Cela fait plus de 10 ans maintenant, que le parc animalier de Planckendael a prouvé qu’opter pour un biorotor, pour traiter les eaux usées provenant des volières des oiseaux malades, a été la solution idéale. Malheureusement il n’y a que peu de sociétés belges à suivre leur exemple. Et c’est dommage, parce que sur le long terme, les avantages n’en sont pas négligables.

Planckendael est un parc jeune, étendu et ouvert avec des enceintes pour animaux spacieuses, bien intégrées dans le paysage. Quelques parties du parc restent intouchées, permettant aux visiteurs de trouver des plantes et fleurs sauvages tout au long de l’année. Le parc attache beaucoup d’importance à la gestion durable (ces efforts ont été couronné en 2004 par le AEB – Association des entreprises belges – avec le prix pour la meilleure gestion environnementale).

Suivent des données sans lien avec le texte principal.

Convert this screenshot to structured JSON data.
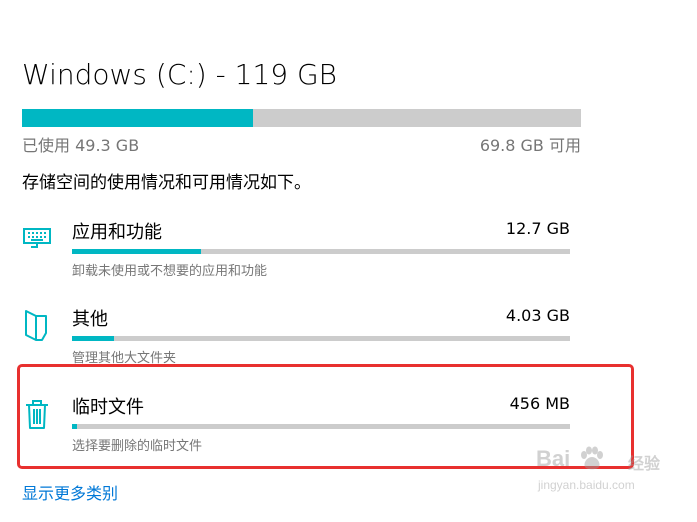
{
  "drive": {
    "title": "Windows (C:) - 119 GB",
    "used_label": "已使用 49.3 GB",
    "free_label": "69.8 GB 可用",
    "used_fraction": 0.414,
    "summary": "存储空间的使用情况和可用情况如下。"
  },
  "categories": [
    {
      "name": "应用和功能",
      "size": "12.7 GB",
      "desc": "卸载未使用或不想要的应用和功能",
      "fill_fraction": 0.26,
      "icon": "keyboard-icon"
    },
    {
      "name": "其他",
      "size": "4.03 GB",
      "desc": "管理其他大文件夹",
      "fill_fraction": 0.085,
      "icon": "folder-page-icon"
    },
    {
      "name": "临时文件",
      "size": "456 MB",
      "desc": "选择要删除的临时文件",
      "fill_fraction": 0.01,
      "icon": "trash-icon"
    }
  ],
  "more_link": "显示更多类别",
  "colors": {
    "accent": "#00b7c3",
    "track": "#cccccc",
    "link": "#0078d7",
    "highlight": "#e8302f",
    "muted": "#767676"
  },
  "watermark": {
    "brand": "Bai",
    "sub": "经验",
    "url": "jingyan.baidu.com"
  }
}
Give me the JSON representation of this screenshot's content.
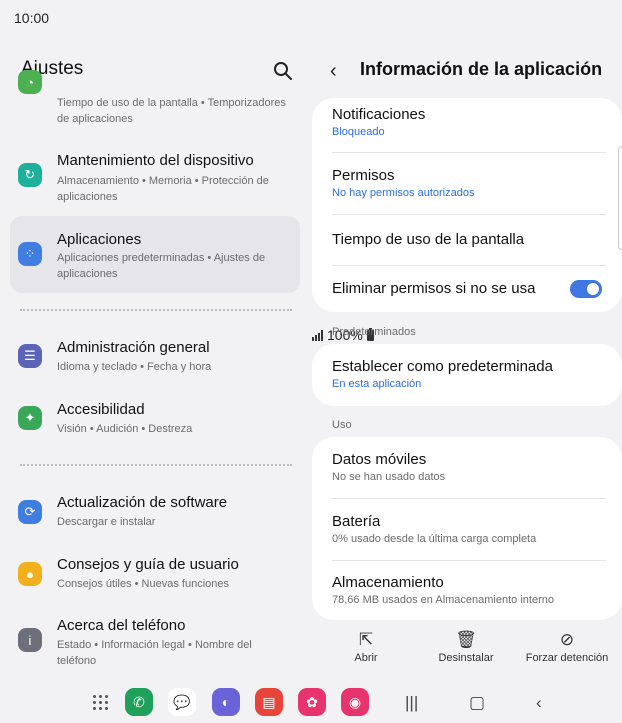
{
  "status": {
    "time": "10:00",
    "battery": "100%"
  },
  "left": {
    "title": "Ajustes",
    "items": [
      {
        "subtitle": "Tiempo de uso de la pantalla  •  Temporizadores de aplicaciones",
        "icon": "digital-wellbeing-icon",
        "color": "#4caf50"
      },
      {
        "title": "Mantenimiento del dispositivo",
        "subtitle": "Almacenamiento  •  Memoria  •  Protección de aplicaciones",
        "icon": "device-care-icon",
        "color": "#1db09a"
      },
      {
        "title": "Aplicaciones",
        "subtitle": "Aplicaciones predeterminadas  •  Ajustes de aplicaciones",
        "icon": "apps-icon",
        "color": "#3f7de0"
      },
      {
        "title": "Administración general",
        "subtitle": "Idioma y teclado  •  Fecha y hora",
        "icon": "sliders-icon",
        "color": "#5c64b8"
      },
      {
        "title": "Accesibilidad",
        "subtitle": "Visión  •  Audición  •  Destreza",
        "icon": "accessibility-icon",
        "color": "#3aa657"
      },
      {
        "title": "Actualización de software",
        "subtitle": "Descargar e instalar",
        "icon": "software-update-icon",
        "color": "#3f7de0"
      },
      {
        "title": "Consejos y guía de usuario",
        "subtitle": "Consejos útiles  •  Nuevas funciones",
        "icon": "bulb-icon",
        "color": "#f2b11c"
      },
      {
        "title": "Acerca del teléfono",
        "subtitle": "Estado  •  Información legal  •  Nombre del teléfono",
        "icon": "info-icon",
        "color": "#6d6f7a"
      }
    ]
  },
  "right": {
    "title": "Información de la aplicación",
    "notifications": {
      "title": "Notificaciones",
      "value": "Bloqueado"
    },
    "permissions": {
      "title": "Permisos",
      "value": "No hay permisos autorizados"
    },
    "screen_time": {
      "title": "Tiempo de uso de la pantalla"
    },
    "remove_permissions": {
      "title": "Eliminar permisos si no se usa",
      "enabled": true
    },
    "defaults_header": "Predeterminados",
    "set_default": {
      "title": "Establecer como predeterminada",
      "value": "En esta aplicación"
    },
    "usage_header": "Uso",
    "mobile_data": {
      "title": "Datos móviles",
      "value": "No se han usado datos"
    },
    "battery": {
      "title": "Batería",
      "value": "0% usado desde la última carga completa"
    },
    "storage": {
      "title": "Almacenamiento",
      "value": "78,66 MB usados en Almacenamiento interno"
    }
  },
  "actions": {
    "open": "Abrir",
    "uninstall": "Desinstalar",
    "force_stop": "Forzar detención"
  },
  "colors": {
    "accent": "#3e78e0",
    "link": "#2a6edb"
  }
}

Et depuis plus de 15 ans, le Prof. Rik Van de Werf, professeur en Protection de l’ Environnement à la Haute Ecole Erasme de Bruxelles et professeur en Techniques Environnementales à la VUB (Université Libre de Bruxelles), joue un rôle important dans ce domaine. Parce que c’était lui qui a conçu en 1994 une installation pour l’épuration des eaux usées provenant d’une partie importante des enclos animaliers, des installations sanitaires, de la cuisine animalière et du restaurant.

D’eau usée à eau potable

Trois ans après, la direction du parc s’est à nouveau adressé au professeur. Parce que Planckendael était forcé de trouver une solution pour les eaux usées provenant de l’enclos élevage des oiseaux. Ces eaux étaient rejetées dans un affluent du ruisseau Barebeek, mais la nouvelle législation a imposé une épuration préablable de ces eaux usées. Après une analyse approfondie de la problématique, le Prof. Rik Van de Werf a conclu que la combinaison d’un biorotor avec un marais artificiel fut la meilleure solution. Il explique pourquoi : “Ce système résiste bien à la variation du niveau de pollution, ce qui est vraiment nécessaire, car en été il y a beaucoup plus d’oiseaux jeunes dans les cages, et donc plus d’eaux polluées, qu’en hiver. En plus, cette solution ne prend guère de place. Avec les 100 m² que l’on eut à notre disposition, ce fut un avantage non négligable.”

De quoi s’agit-il

Le biorotor consiste en un cylindre dans lequel se trouve un arbre rotatif sur lequel des disques circulaires sont montés. “65 au total”, clarifie le Prof. Van de Werf. “D’un côté, l’eau entre, de l’autre côté, l’eau purifiée resort. Entre tous ces disques, il y a un garnissage synthétique poreux. Chaque pore a une surface bien définie. Très petite bien sûr, mais quand on additione la surface de toutes ces pores, on obtient une surface totale substantielle. A peu près un tiers de chaque disque se trouve dans les eaux usées. Quand l’arbre se met à tourner, la partie mouillée du disque atteint la surface, permettant à l’oxygène d’entrer dans les pores et de se mettre en contact avec les micro-organismes qui poussent dedans. Ces microbes se nourissent des polluants dans les eaux usées, les purifiant ainsi. Après un certain temps, ils vont produire des plaques de boue entre les disques; ces plaques de boue vont finir par se détacher et tomber dans l’eau en gros morceaux, qui seront ensuite séparés de l’eau par un filtre à sable installé en aval.”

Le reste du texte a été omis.